Esta montanha de informação só serviu para desinformar. Nunca, como agora, foi possível identificar com tanta clareza os consumidores que não têm qualquer capacidade para se informarem devidamente e que, não só acreditam em tudo o que leem, como também se autopromovem a veículo de informação partilhando notícias falsas, efemérides ridículas e feitos duvidosos. Este fenómeno levou também a que alguns órgãos de comunicação negassem a sua função mais elementar: a de informar com isenção. Em alternativa, optam por ser contratados por empresas para produzirem conteúdos para elas como forma de sobrevivência.

Por outro lado, temos as empresas que estão a gastar rios de dinheiro com a criação de conteúdos aspiracionais que têm como missão o “engagement” para terem uma voz e uma presença no universo digital. Por último, surgem os profissionais de produção de conteúdos: pessoas comuns que são pagas para falar sobre produtos e marcas, porque, supostamente, os consumidores acreditam mais nelas do que nas próprias marcas.

Está tudo ao contrário!

As empresas têm de prestar um serviço aos consumidores, levando-lhes os produtos e serviços que precisam. Para conquistarem a sua atenção devem fazer publicidade, promoções, e, especialmente, atender bem. As empresas devem empreender.

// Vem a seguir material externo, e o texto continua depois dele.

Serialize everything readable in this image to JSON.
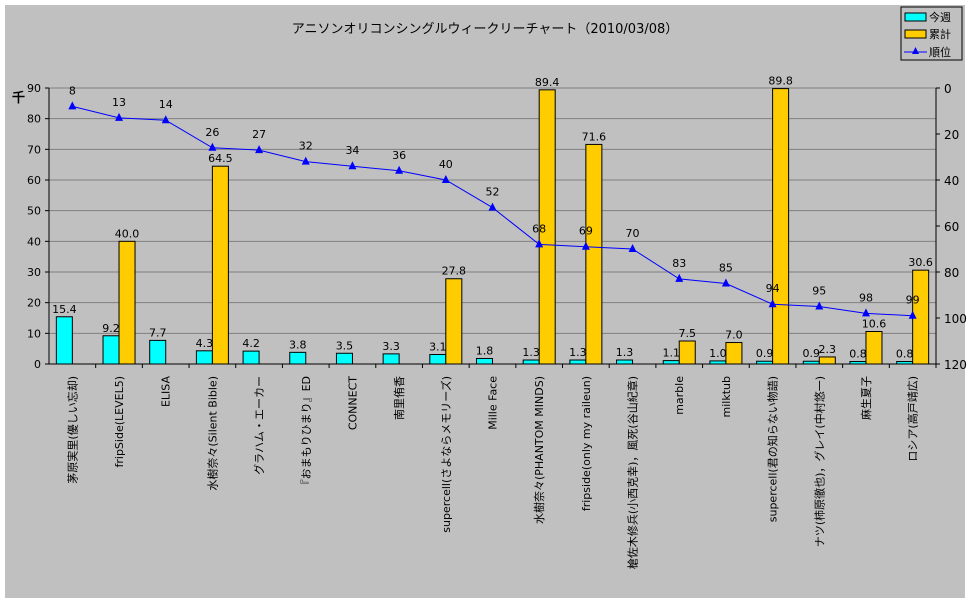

Os órgãos de comunicação social têm de investigar e informar com isenção. E devem ser pagos, pelos consumidores, para isso. Os media devem informar.


Já os consumidores têm a obrigação de se informarem devidamente, comprar produtos nos quais acreditam, experimentá-los, avaliá-los e comentá-los sem serem pagos para isso. Ou seja, os consumidores devem consumir!